5 Faces of Cloud Applications
Posted By: Ronald Segerstrom
New customers and their new demands are fueling the growth of cloud computing, forcing the providers to stop and listen. Cloud computing has evolved to the point of being furnished just like our natural gas or electricity. Applications that are delivered to companies which desire to outsource a wider range of their capabilities and capture the economic benefits. The 'savvy providers' will be the real winners as covered in the Bain Company Five Faces of the Cloud.
What makes the economics of the Cloud so attractive?
1. Cloud delivers real value (See figure 1):
a. Total IT spent as a % of Revenues earned has fallen from 6 – 4% (a 33% cost reduction).
b. Time to develop, test and deploy has dramatically fallen, improving time to market.
c. IT investment focus has moved to ROI versus the systems sunk cost approach.
2. Over the next 3 years there is a 30 – 40% cost advantage of opening up a public-cloud versus an in-house application. (See figure 2 )
Bain predicts growth of business spending 5 times by 2020, growing from $30B to $150B; representing 1/5th of the profits in the Technology Sector. Yet there are still major challenges for this market:
1. Security concerns and high-profile outages are at the top.
2. Data-intensive workloads, custom legacy applications or private clouds for small business are still obstacles.
Over the next 3 years, nearly all growth in cloud spending will come from 65% of the companies that currently make little or no use of the cloud today. (See figure 3) Major industries of Retail, Transportation, Industrials and Financial Services will demand more private and hybrid cloud offerings.
Figure 3: Early Cloud adapters
5 Clusters of Cloud Customers (Figure 4)
1. Transformational: early adapters, current IT environment is already more than 40% Cloud.
2. Heterogeneous: these have an exceptionally diverse package of legacy systems and cloud computing.
3. Safety-Conscious: security and reliability of their IT environments are primary.
4. Price Conscious: bottom-line focused companies whose only concern is the cost.
5. Slow and Steady: the largest segment is firms that are not yet ready to change.

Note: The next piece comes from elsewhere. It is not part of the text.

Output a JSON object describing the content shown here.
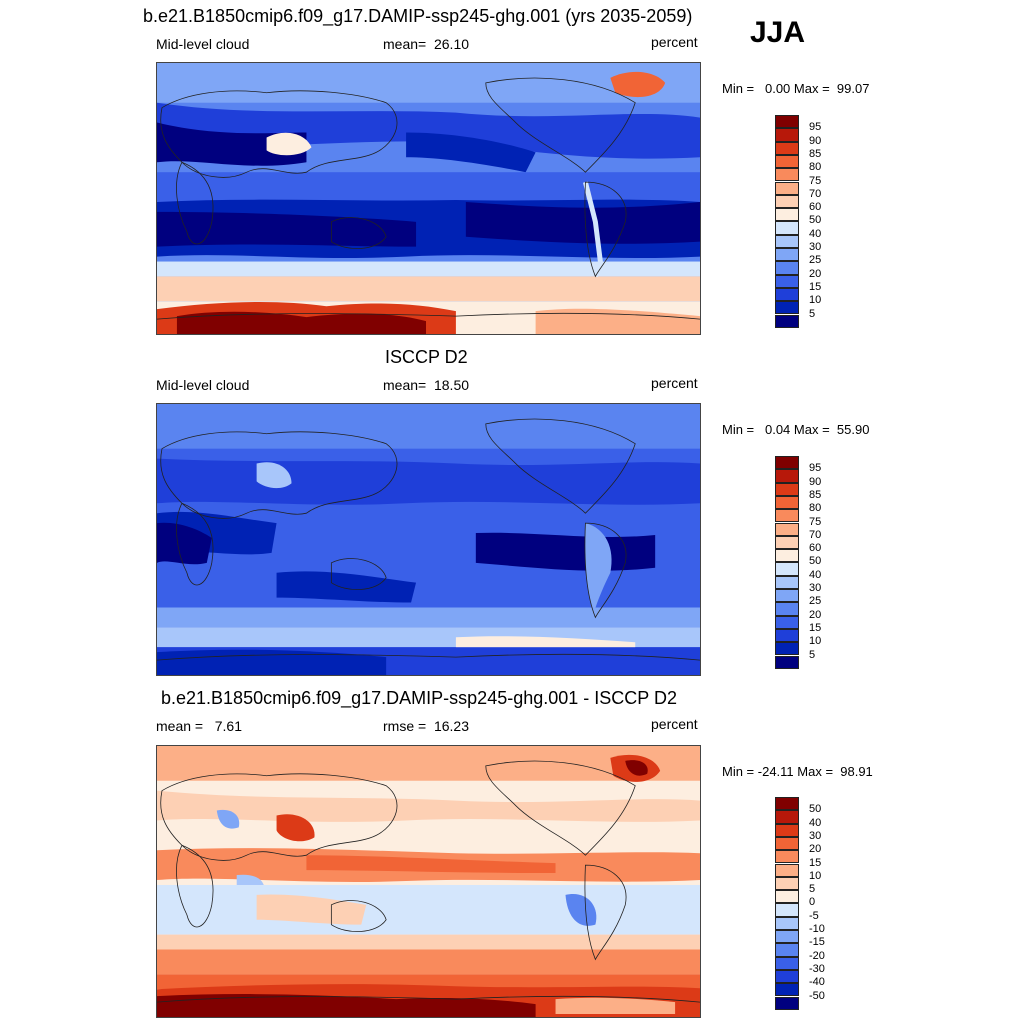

These 5 customers segments will all move to the Cloud in different ways:
1. Transformational: will increase their Cloud market penetration by 11%
2. Heterogeneous: will equal Transformational with an increase in market penetration of 223%
3. Safety-Conscious: will represent real opportunities for private cloud providers with an increase of 86% penetration
4. Price-Conscious: will represent the lion share as competition drives down prices and they represent a market penetration of 280%
5. Slow and Steady: will start to realize the value of adaption and increase their market penetration by 90%
Success Formula for Providers
Understand how your offerings appeal to different segments; what is your added value? First and foremost, it must be practical and easy to use. In addition your sales force need to access four factors that determine to what degree a potential client is ready for your Cloud solution.
1. What is the business context, the company’s growth rate, speed to market and regulatory constraints?
2. What is the CIO’s philosophy, includes the IT’s leaders perspective on technology investments and past experiences with outsourcing?
3. What are the workload characteristics; this includes the moving of workloads to the clouds and the level of customization of existing platforms?
4. What are the economics involved, to what degree are cost savings a priority?
Conclusion
Cloud solutions need not be ignored and their added value will start to outweigh the security and legacy issues. One-size-fits-all solutions of the past that have brought providers this far will prove unsustainable.The next generation of winners will focus their product development pipelines, marketing strategies and sales approaches for customers that they are best equipped to address. And the best part, through the inbound marketing avenues clients will start to search and compare the potential applications through social and business media channels. The 'savvy providers' who are the first to take advantage of these venues will have their lead over their competitors.